Another very common Sopranos-ism is the simple “There he is.” It’s so deceptively easy and universal, yet so quintessentially Sopranos. Throughout the show, characters often say “There he is” when someone walks into a room. It’s basically a unique and Sopranos-esque way of saying hello.
It’s also a very easy line to adopt into everyday speech, as Reddit user KlirisChi proves. According to them, the quote “is used almost daily amongst [their] group of friends and [them].”
“What Are Ya Gonna Do?”
“What are ya gonna do?” certainly isn’t unique to The Sopranos. In fact, it’s a very common saying used by millions the world over.

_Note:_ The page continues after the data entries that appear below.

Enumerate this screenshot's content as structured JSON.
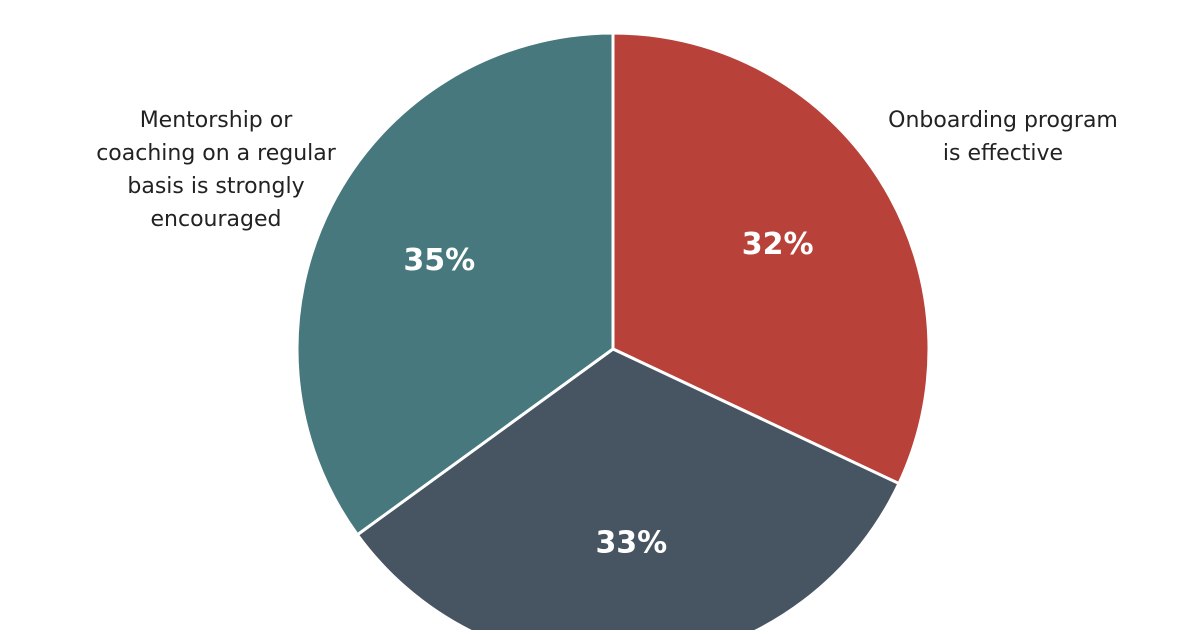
{
  "chart_data": {
    "type": "pie",
    "slices": [
      {
        "label": "Onboarding program\nis effective",
        "value": 32,
        "display": "32%",
        "color": "#b8423a"
      },
      {
        "label": "",
        "value": 33,
        "display": "33%",
        "color": "#475563"
      },
      {
        "label": "Mentorship or\ncoaching on a regular\nbasis is strongly\nencouraged",
        "value": 35,
        "display": "35%",
        "color": "#46787d"
      }
    ],
    "start_angle_deg": 0,
    "direction": "clockwise",
    "slice_label_color": "#ffffff",
    "separator_color": "#ffffff",
    "legend": "none"
  }
}
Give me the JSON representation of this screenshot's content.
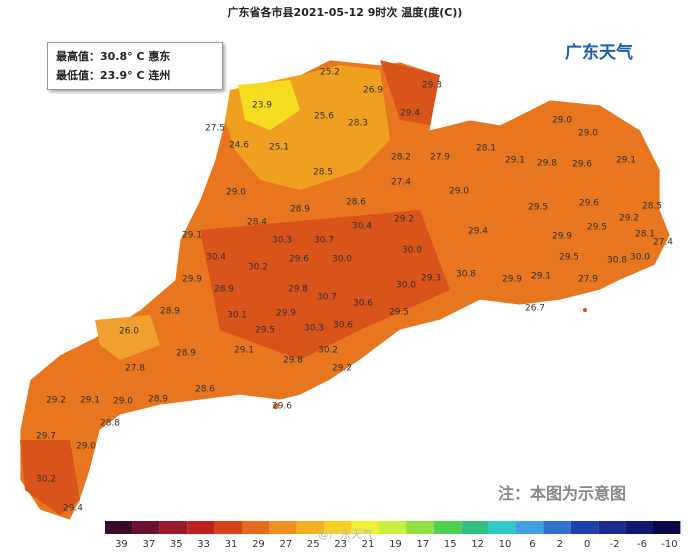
{
  "title": "广东省各市县2021-05-12 9时次 温度(度(C))",
  "info": {
    "max": "最高值：30.8° C 惠东",
    "min": "最低值：23.9° C 连州"
  },
  "logo": "广东天气",
  "note": "注：本图为示意图",
  "watermark": "@广东天气",
  "legend": [
    "39",
    "37",
    "35",
    "33",
    "31",
    "29",
    "27",
    "25",
    "23",
    "21",
    "19",
    "17",
    "15",
    "12",
    "10",
    "6",
    "2",
    "0",
    "-2",
    "-6",
    "-10"
  ],
  "stations": [
    "25.2",
    "26.9",
    "29.3",
    "23.9",
    "29.4",
    "27.5",
    "25.6",
    "28.3",
    "24.6",
    "25.1",
    "28.2",
    "27.9",
    "28.1",
    "29.0",
    "29.0",
    "28.5",
    "29.1",
    "29.8",
    "29.6",
    "29.1",
    "27.4",
    "29.0",
    "29.0",
    "28.6",
    "28.9",
    "29.5",
    "29.6",
    "28.5",
    "28.4",
    "29.2",
    "29.2",
    "29.1",
    "30.3",
    "30.7",
    "30.4",
    "29.4",
    "29.9",
    "29.5",
    "28.1",
    "27.4",
    "30.4",
    "30.2",
    "29.6",
    "30.0",
    "30.0",
    "29.5",
    "30.8",
    "30.0",
    "29.9",
    "29.3",
    "30.8",
    "29.9",
    "29.1",
    "27.9",
    "28.9",
    "29.8",
    "30.0",
    "30.7",
    "30.6",
    "28.9",
    "29.5",
    "26.7",
    "30.1",
    "29.9",
    "30.3",
    "30.6",
    "26.0",
    "29.5",
    "29.1",
    "30.2",
    "28.9",
    "29.8",
    "29.2",
    "27.8",
    "28.6",
    "29.2",
    "29.1",
    "29.0",
    "28.9",
    "29.6",
    "28.8",
    "29.7",
    "29.0",
    "30.2",
    "29.4"
  ]
}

But at the same time, some people may link its origins to the show. At least for them on a personal basis. Reddit user reggieLedoux26 offers the quote for the thread, and turbo_22 responds, “I was shocked to see how many Italian friends and relatives use this at funerals after watching The Sopranos. I’m sure it was always going on, but I only noticed it after watching the show and attending a couple of funerals.”
Most people say “hello” when answering the phone. But Johnny Sack isn’t “most people”, and he establishes dominance with a quick and curt, “Speak.”
It’s such a unique and authoritative way of answering the phone that some people have begun to adopt it into their common vernacular, including Reddit user WhiteGhosts. “Hello” is a greeting of the past.